Car dealers made an average loss of almost £13,000 during November 2016, according to new figures.
ASE, which collects and analyses market data, said that most dealerships made a profit of less than £175,000 during the last 12 months, a fall of £34,000 on last year. However, it found that average turnover during 2016 was around the same levels as the previous year’s.
Although the financial figures are disappointing, the report also pointed to strong prices and sustained demand for used vehicles.

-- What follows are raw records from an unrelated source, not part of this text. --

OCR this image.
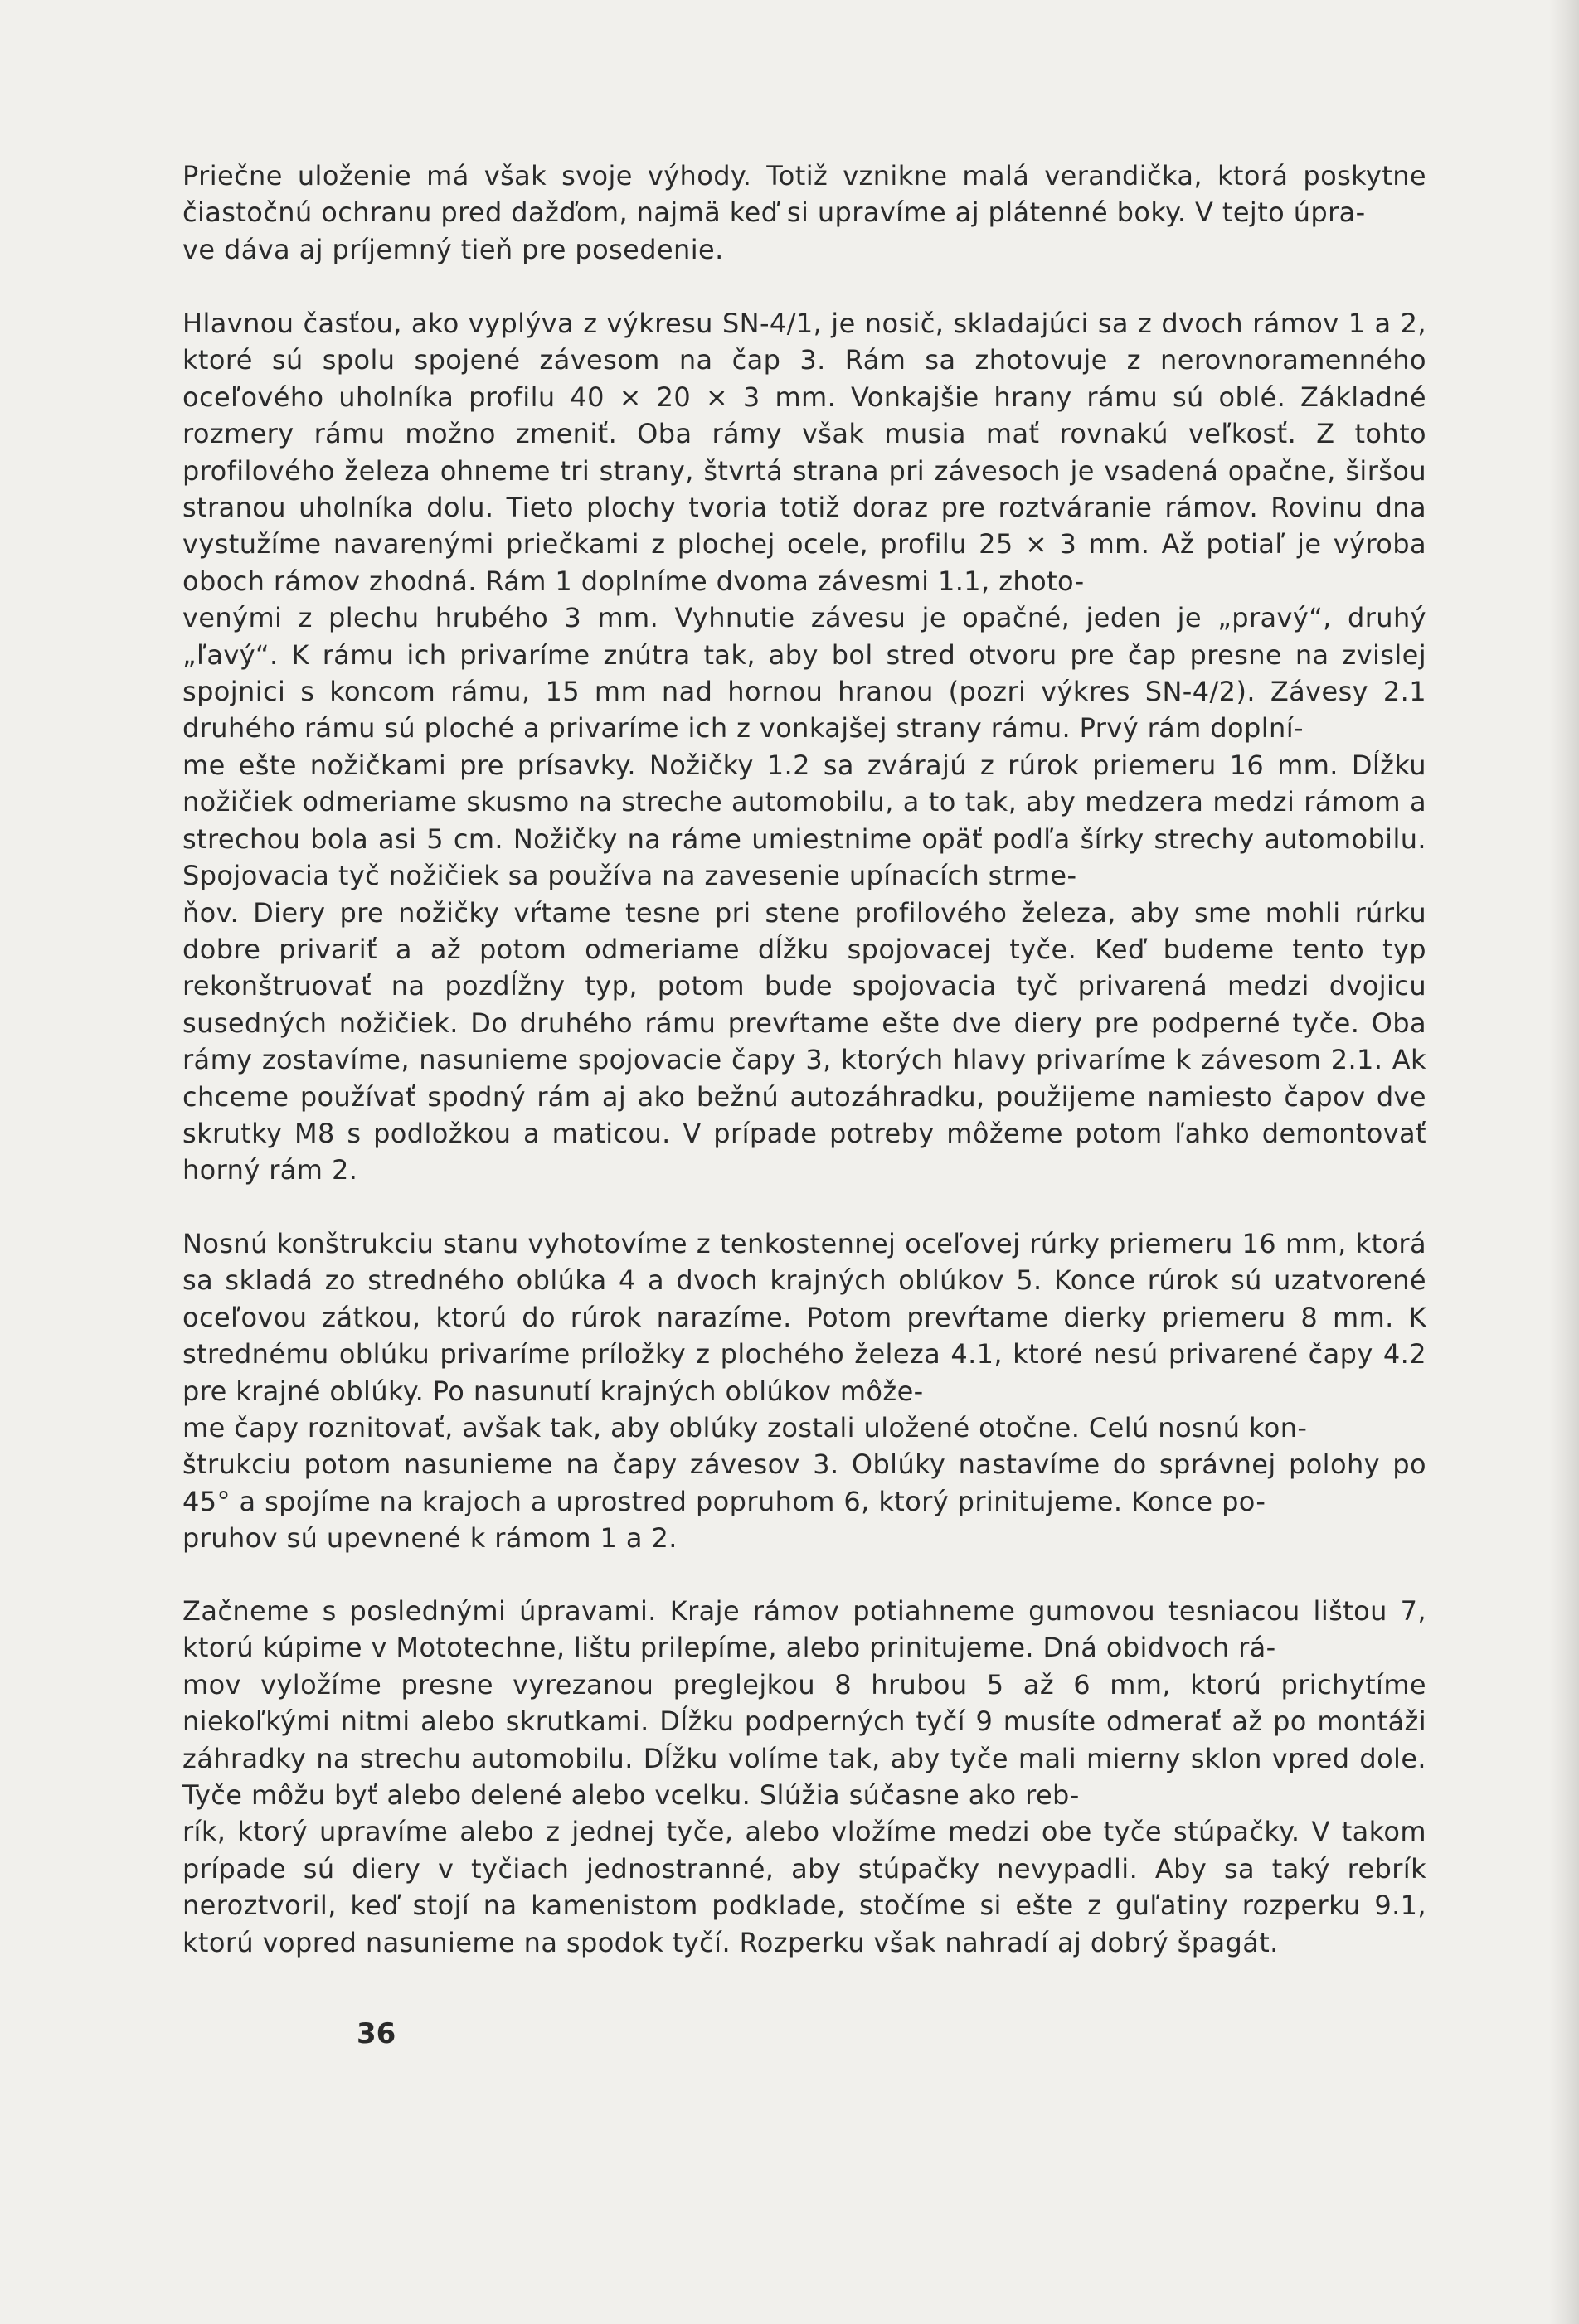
Priečne uloženie má však svoje výhody. Totiž vznikne malá verandička, ktorá poskytne čiastočnú ochranu pred dažďom, najmä keď si upravíme aj plátenné boky. V tejto úpra-
ve dáva aj príjemný tieň pre posedenie.

Hlavnou časťou, ako vyplýva z výkresu SN-4/1, je nosič, skladajúci sa z dvoch rámov 1 a 2, ktoré sú spolu spojené závesom na čap 3. Rám sa zhotovuje z nerovnoramenného oceľového uholníka profilu 40 × 20 × 3 mm. Vonkajšie hrany rámu sú oblé. Základné rozmery rámu možno zmeniť. Oba rámy však musia mať rovnakú veľkosť. Z tohto profilového železa ohneme tri strany, štvrtá strana pri závesoch je vsadená opačne, širšou stranou uholníka dolu. Tieto plochy tvoria totiž doraz pre roztváranie rámov. Rovinu dna vystužíme navarenými priečkami z plochej ocele, profilu 25 × 3 mm. Až potiaľ je výroba oboch rámov zhodná. Rám 1 doplníme dvoma závesmi 1.1, zhoto-
venými z plechu hrubého 3 mm. Vyhnutie závesu je opačné, jeden je „pravý“, druhý „ľavý“. K rámu ich privaríme znútra tak, aby bol stred otvoru pre čap presne na zvislej spojnici s koncom rámu, 15 mm nad hornou hranou (pozri výkres SN-4/2). Závesy 2.1 druhého rámu sú ploché a privaríme ich z vonkajšej strany rámu. Prvý rám doplní-
me ešte nožičkami pre prísavky. Nožičky 1.2 sa zvárajú z rúrok priemeru 16 mm. Dĺžku nožičiek odmeriame skusmo na streche automobilu, a to tak, aby medzera medzi rámom a strechou bola asi 5 cm. Nožičky na ráme umiestnime opäť podľa šírky strechy automobilu. Spojovacia tyč nožičiek sa používa na zavesenie upínacích strme-
ňov. Diery pre nožičky vŕtame tesne pri stene profilového železa, aby sme mohli rúrku dobre privariť a až potom odmeriame dĺžku spojovacej tyče. Keď budeme tento typ rekonštruovať na pozdĺžny typ, potom bude spojovacia tyč privarená medzi dvojicu susedných nožičiek. Do druhého rámu prevŕtame ešte dve diery pre podperné tyče. Oba rámy zostavíme, nasunieme spojovacie čapy 3, ktorých hlavy privaríme k závesom 2.1. Ak chceme používať spodný rám aj ako bežnú autozáhradku, použijeme namiesto čapov dve skrutky M8 s podložkou a maticou. V prípade potreby môžeme potom ľahko demontovať horný rám 2.

Nosnú konštrukciu stanu vyhotovíme z tenkostennej oceľovej rúrky priemeru 16 mm, ktorá sa skladá zo stredného oblúka 4 a dvoch krajných oblúkov 5. Konce rúrok sú uzatvorené oceľovou zátkou, ktorú do rúrok narazíme. Potom prevŕtame dierky priemeru 8 mm. K strednému oblúku privaríme príložky z plochého železa 4.1, ktoré nesú privarené čapy 4.2 pre krajné oblúky. Po nasunutí krajných oblúkov môže-
me čapy roznitovať, avšak tak, aby oblúky zostali uložené otočne. Celú nosnú kon-
štrukciu potom nasunieme na čapy závesov 3. Oblúky nastavíme do správnej polohy po 45° a spojíme na krajoch a uprostred popruhom 6, ktorý prinitujeme. Konce po-
pruhov sú upevnené k rámom 1 a 2.

Začneme s poslednými úpravami. Kraje rámov potiahneme gumovou tesniacou lištou 7, ktorú kúpime v Mototechne, lištu prilepíme, alebo prinitujeme. Dná obidvoch rá-
mov vyložíme presne vyrezanou preglejkou 8 hrubou 5 až 6 mm, ktorú prichytíme niekoľkými nitmi alebo skrutkami. Dĺžku podperných tyčí 9 musíte odmerať až po montáži záhradky na strechu automobilu. Dĺžku volíme tak, aby tyče mali mierny sklon vpred dole. Tyče môžu byť alebo delené alebo vcelku. Slúžia súčasne ako reb-
rík, ktorý upravíme alebo z jednej tyče, alebo vložíme medzi obe tyče stúpačky. V takom prípade sú diery v tyčiach jednostranné, aby stúpačky nevypadli. Aby sa taký rebrík neroztvoril, keď stojí na kamenistom podklade, stočíme si ešte z guľatiny rozperku 9.1, ktorú vopred nasunieme na spodok tyčí. Rozperku však nahradí aj dobrý špagát.

36
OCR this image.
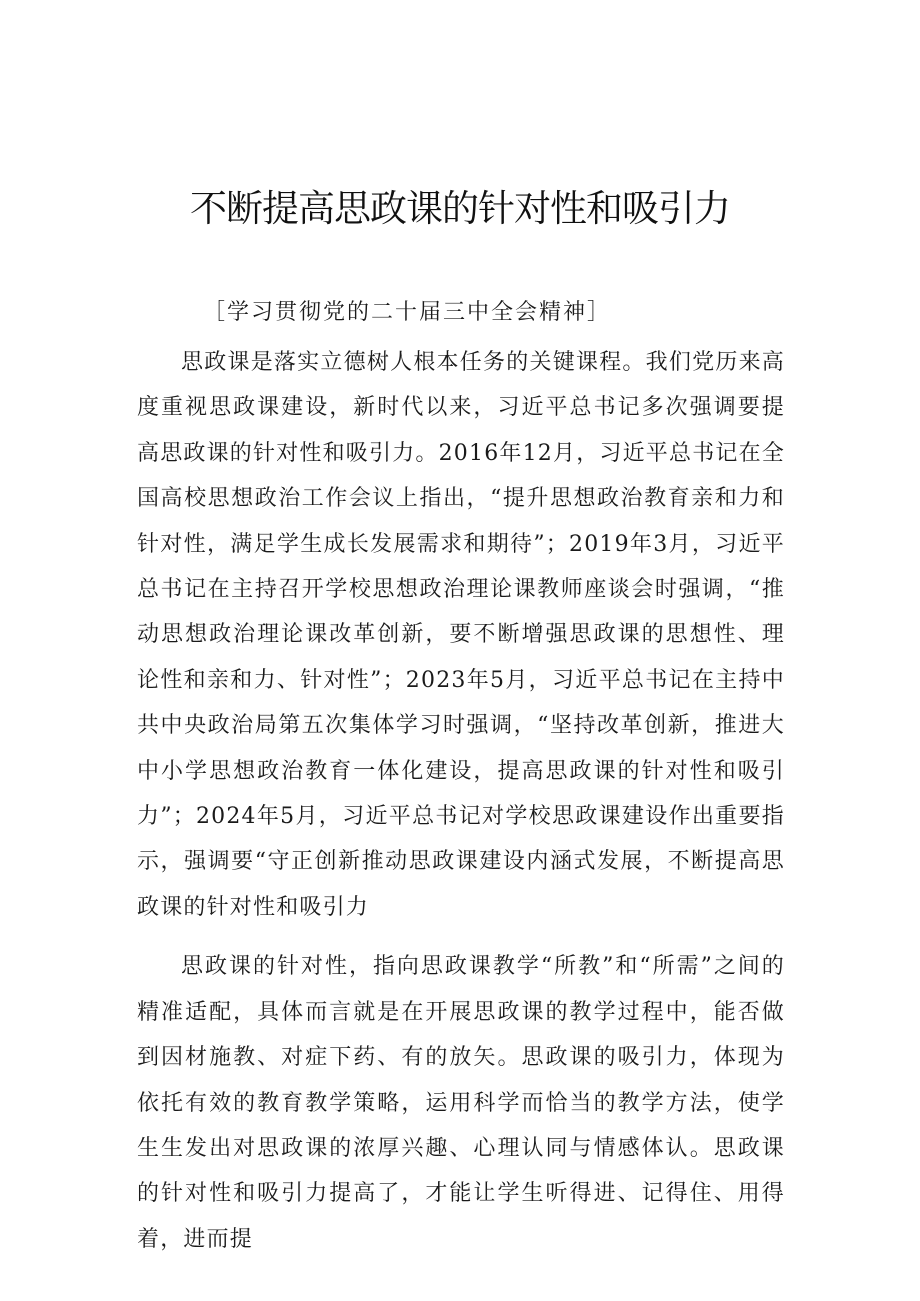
不断提高思政课的针对性和吸引力
［学习贯彻党的二十届三中全会精神］

思政课是落实立德树人根本任务的关键课程。我们党历来高度重视思政课建设，新时代以来，习近平总书记多次强调要提高思政课的针对性和吸引力。2016年12月，习近平总书记在全国高校思想政治工作会议上指出，“提升思想政治教育亲和力和针对性，满足学生成长发展需求和期待”；2019年3月，习近平总书记在主持召开学校思想政治理论课教师座谈会时强调，“推动思想政治理论课改革创新，要不断增强思政课的思想性、理论性和亲和力、针对性”；2023年5月，习近平总书记在主持中共中央政治局第五次集体学习时强调，“坚持改革创新，推进大中小学思想政治教育一体化建设，提高思政课的针对性和吸引力”；2024年5月，习近平总书记对学校思政课建设作出重要指示，强调要“守正创新推动思政课建设内涵式发展，不断提高思政课的针对性和吸引力

思政课的针对性，指向思政课教学“所教”和“所需”之间的精准适配，具体而言就是在开展思政课的教学过程中，能否做到因材施教、对症下药、有的放矢。思政课的吸引力，体现为依托有效的教育教学策略，运用科学而恰当的教学方法，使学生生发出对思政课的浓厚兴趣、心理认同与情感体认。思政课的针对性和吸引力提高了，才能让学生听得进、记得住、用得着，进而提
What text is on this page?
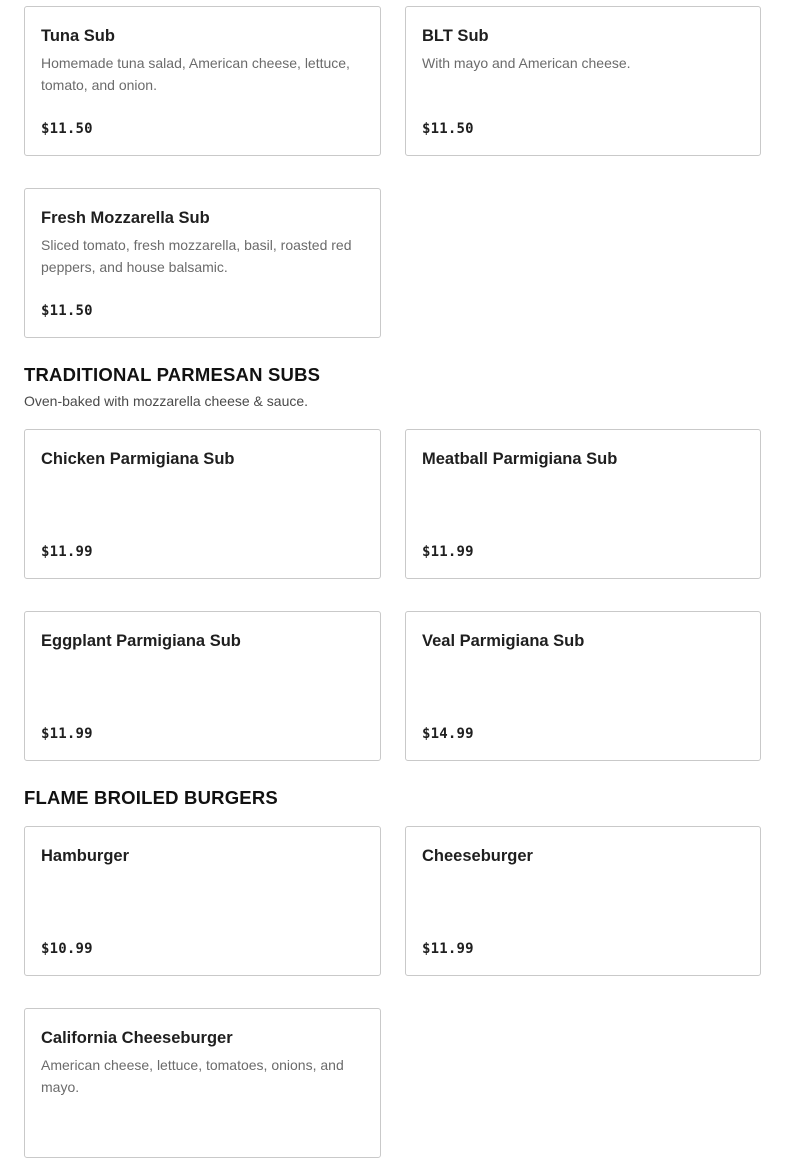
Tuna Sub
Homemade tuna salad, American cheese, lettuce, tomato, and onion.
$11.50
BLT Sub
With mayo and American cheese.
$11.50
Fresh Mozzarella Sub
Sliced tomato, fresh mozzarella, basil, roasted red peppers, and house balsamic.
$11.50
TRADITIONAL PARMESAN SUBS
Oven-baked with mozzarella cheese & sauce.
Chicken Parmigiana Sub
$11.99
Meatball Parmigiana Sub
$11.99
Eggplant Parmigiana Sub
$11.99
Veal Parmigiana Sub
$14.99
FLAME BROILED BURGERS
Hamburger
$10.99
Cheeseburger
$11.99
California Cheeseburger
American cheese, lettuce, tomatoes, onions, and mayo.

If you are aiming to boost your profits by changing the type of vehicle you deal in, be sure to check you have the correct level of motor trade insurance to cover any alterations in your business model.
The data from ASE was “not as bad as forecast”, according to the company’s chairman Mike Jones.
He told AM Online: “Expectations were low as we have seen both the peaks and troughs in performance deepen throughout 2016, however this movement is relatively minor.”
The report found that although there was a reduction in new car sales during November, there was a small increase in used vehicle sales. Over the 12 month period, second hand motor sales were flat and profitability remained ‘solid’. ASE found the same trend continuing into the New Year with good prices being achieved at used car auctions.
Despite an increase in new car registrations, Mr Jones said sales of new cars did not hit the same levels as 2015.
He added: “This provides tangible evidence of the change in the model we have seen accelerate over the past 12 months with dealers registering the cars themselves and then retailing them as delivery mileage used cars.”